Selon le rapport de l'Agence iranienne de presse coranique (IQNA) citant "AFP",
un premier groupe de 38 soldats japonais a quitté Samawa (sud) pour le Koweït dans le cadre du retrait du contingent nippon d'Irak. Le rapatriement des quelque 600 soldats japonais arrivés en Irak en janvier 2004 devrait s'achever d'ici à la fin juillet, selon Tokyo.
L'armée américaine a indiqué dans un communiqué que l'opération nocturne menée à Sadr City, le grand quartier chiite de Bagdad, avait permis l'arrestation de cinq personnes. Elle n'a pas dévoilé l'identité de ce dernier mais a assuré qu'il était impliqué "dans des attaques à l'explosif et à la voiture piégée contre ses soldats et les forces irakiennes, qu'il avait kidnappé et torturé des Irakiens et assassiné deux soldats irakiens".
Elle a présenté l'opération comme conduite principalement par les forces irakiennes.
Des sources hospitalières irakiennes ont affirmé pour leur part que neuf personnes avaient été tuées et 31 blessées dans les échanges de tirs.
Parallèlement, des attaques perpétrées contre des mosquées chiites et sunnites ont fait dix sept morts et des dizaines de blessés.
L'attaque la plus sanglante a visé un lieu de prière chiite à Tall al-Banat, dans le nord-ouest de l'Irak, où 9 personnes ont péri et 59 ont été blessées, selon un nouveau bilan.
L'armée américaine a fait part de son côté d'une attaque rebelle contre une mosquée chiite à Salman Pak, au sud de Bagdad, dans laquelle deux civils ont été tués et quatre policiers irakiens blessés.
Trois mosquées sunnites ont également été prises pour cible.
Une attaque au mortier a tué trois fidèles et blessé sept autres près de la mosquée Nida dans le quartier Al-Qahira, dans le nord de Bagdad.
Par ailleurs, vendredi soir, trois personnes ont été tuées et 35 ont été blessées par la chute d'obus sur un marché de Chouala, un quartier chiite dans l'ouest de Bagdad, a indiqué une source de sécurité.
Enfin, deux imams sunnite et chiite ont dénoncé le viol et l'assassinat en mars d'une jeune Irakienne et le meurtre de trois membres de sa famille, imputés à des soldats américains, au sud de Bagdad.
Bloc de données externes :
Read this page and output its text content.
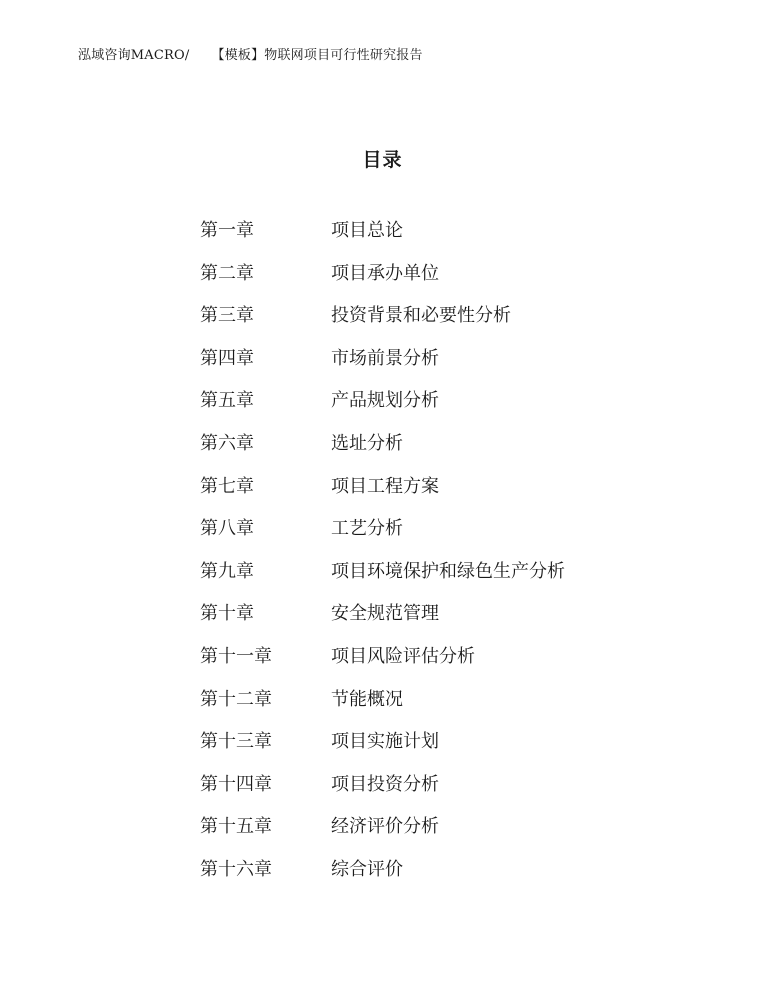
泓域咨询MACRO/ 【模板】物联网项目可行性研究报告
目录
第一章	项目总论
第二章	项目承办单位
第三章	投资背景和必要性分析
第四章	市场前景分析
第五章	产品规划分析
第六章	选址分析
第七章	项目工程方案
第八章	工艺分析
第九章	项目环境保护和绿色生产分析
第十章	安全规范管理
第十一章	项目风险评估分析
第十二章	节能概况
第十三章	项目实施计划
第十四章	项目投资分析
第十五章	经济评价分析
第十六章	综合评价
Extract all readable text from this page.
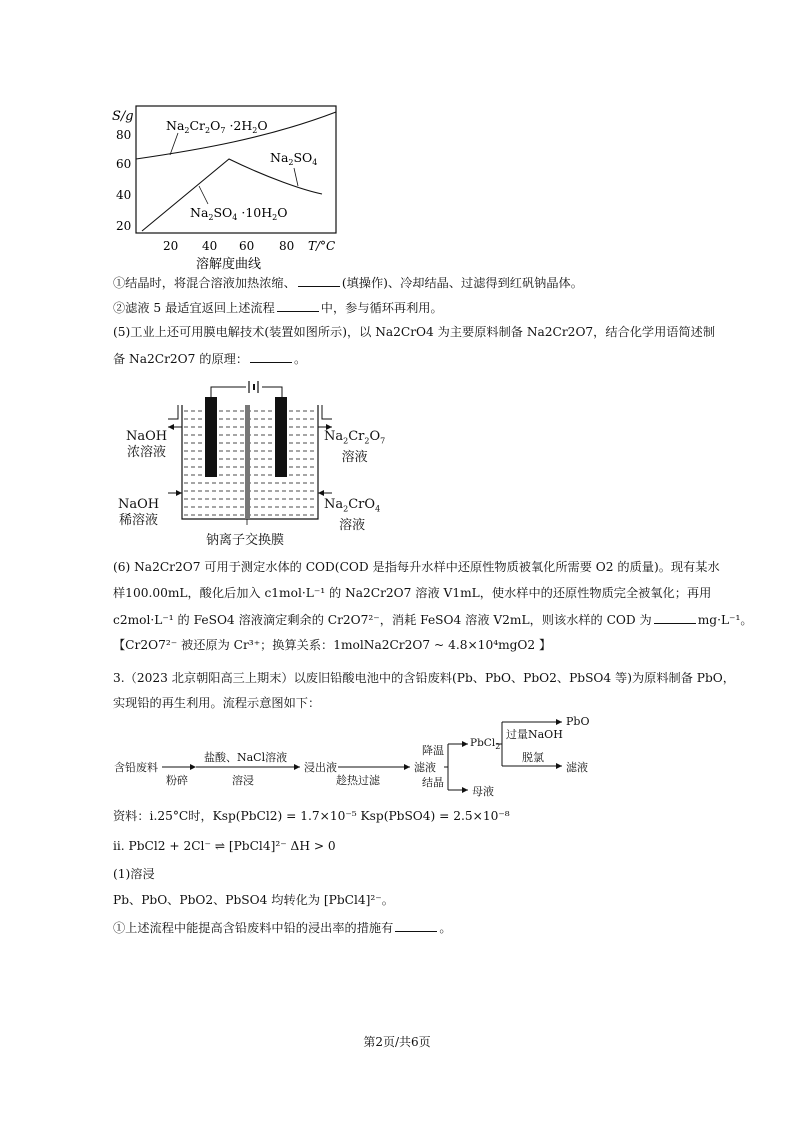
S/g
80
60
40
20
20 40 60 80 T/°C
溶解度曲线
$Na_2Cr_2O_7 \cdot 2H_2O$
$Na_2SO_4$
$Na_2SO_4 \cdot 10H_2O$
①结晶时，将混合溶液加热浓缩、	(填操作)、冷却结晶、过滤得到红矾钠晶体。
②滤液 5 最适宜返回上述流程	中，参与循环再利用。
(5)工业上还可用膜电解技术(装置如图所示)，以 Na2CrO4 为主要原料制备 Na2Cr2O7，结合化学用语简述制
备 Na2Cr2O7 的原理：	。
NaOH
浓溶液
NaOH
稀溶液
$Na_2Cr_2O_7$
溶液
$Na_2CrO_4$
溶液
钠离子交换膜
(6) Na2Cr2O7 可用于测定水体的 COD(COD 是指每升水样中还原性物质被氧化所需要 O2 的质量)。现有某水
样100.00mL，酸化后加入 c1mol·L⁻¹ 的 Na2Cr2O7 溶液 V1mL，使水样中的还原性物质完全被氧化；再用
c2mol·L⁻¹ 的 FeSO4 溶液滴定剩余的 Cr2O7²⁻，消耗 FeSO4 溶液 V2mL，则该水样的 COD 为	mg·L⁻¹。
【Cr2O7²⁻ 被还原为 Cr³⁺；换算关系：1molNa2Cr2O7 ~ 4.8×10⁴mgO2 】
3.（2023 北京朝阳高三上期末）以废旧铅酸电池中的含铅废料(Pb、PbO、PbO2、PbSO4 等)为原料制备 PbO，
实现铅的再生利用。流程示意图如下：
含铅废料
粉碎
盐酸、NaCl溶液
溶浸
浸出液
趁热过滤
滤液
降温
结晶
PbCl$_2$
过量NaOH
脱氯
PbO
滤液
母液
资料：i.25°C时，Ksp(PbCl2) = 1.7×10⁻⁵ Ksp(PbSO4) = 2.5×10⁻⁸
ii. PbCl2 + 2Cl⁻ ⇌ [PbCl4]²⁻ ΔH > 0
(1)溶浸
Pb、PbO、PbO2、PbSO4 均转化为 [PbCl4]²⁻。
①上述流程中能提高含铅废料中铅的浸出率的措施有	。
第2页/共6页
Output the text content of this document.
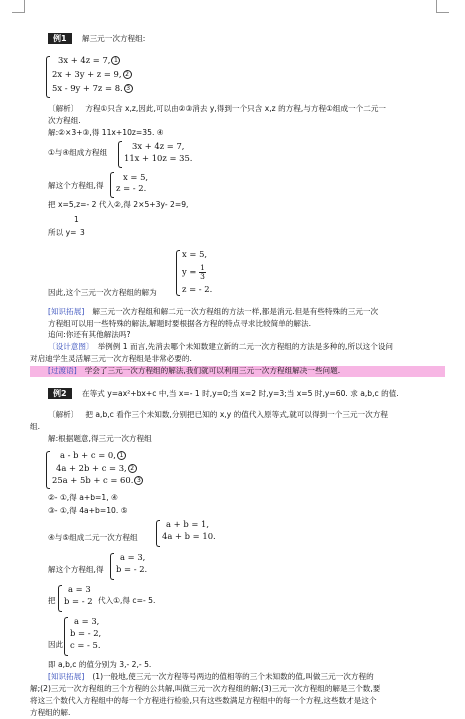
例1 解三元一次方程组:
3x + 4z = 7, 1
2x + 3y + z = 9, 2
5x - 9y + 7z = 8. 3
〔解析〕 方程①只含 x,z,因此,可以由②③消去 y,得到一个只含 x,z 的方程,与方程①组成一个二元一
次方程组.
解:②×3+③,得 11x+10z=35. ④
①与④组成方程组
3x + 4z = 7,
11x + 10z = 35.
解这个方程组,得
x = 5,
z = - 2.
把 x=5,z=- 2 代入②,得 2×5+3y- 2=9,
所以 y=
1
3
x = 5,
$y = \frac{1}{3}$
z = - 2.
因此,这个三元一次方程组的解为
[知识拓展] 解三元一次方程组和解二元一次方程组的方法一样,都是消元.但是有些特殊的三元一次
方程组可以用一些特殊的解法,解题时要根据各方程的特点寻求比较简单的解法.
追问:你还有其他解法吗?
〔设计意图〕 举例例 1 而言,先消去哪个未知数建立新的二元一次方程组的方法是多种的,所以这个设问
对启迪学生灵活解三元一次方程组是非常必要的.
[过渡语] 学会了三元一次方程组的解法,我们就可以利用三元一次方程组解决一些问题.
例2 在等式 y=ax²+bx+c 中,当 x=- 1 时,y=0;当 x=2 时,y=3;当 x=5 时,y=60. 求 a,b,c 的值.
〔解析〕 把 a,b,c 看作三个未知数,分别把已知的 x,y 的值代入原等式,就可以得到一个三元一次方程
组.
解:根据题意,得三元一次方程组
a - b + c = 0, 1
4a + 2b + c = 3, 2
25a + 5b + c = 60. 3
②- ①,得 a+b=1, ④
③- ①,得 4a+b=10. ⑤
④与⑤组成二元一次方程组
a + b = 1,
4a + b = 10.
解这个方程组,得
a = 3,
b = - 2.
把
a = 3
b = - 2 代入①,得 c=- 5.
因此
a = 3,
b = - 2,
c = - 5.
即 a,b,c 的值分别为 3,- 2,- 5.
[知识拓展] (1)一般地,使三元一次方程等号两边的值相等的三个未知数的值,叫做三元一次方程的
解;(2)三元一次方程组的三个方程的公共解,叫做三元一次方程组的解;(3)三元一次方程组的解是三个数,要
将这三个数代入方程组中的每一个方程进行检验,只有这些数满足方程组中的每一个方程,这些数才是这个
方程组的解.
Le principal accusé, le soldat américain Steven Green, a été inculpé pour viol et meurtres le 3 juillet mais a plaidé non coupable jeudi devant un tribunal américain.
Dans une autre bavure, le "numéro deux" de l'armée américaine en Irak, le général Peter Chiarelli, a remis vendredi ses recommandations au chef de la Force Multinationale en Irak, le général George Casey, sur le massacre présumé de 24 civils irakiens par des Marines à Haditha, à l'ouest de Bagdad, le 19 novembre 2005.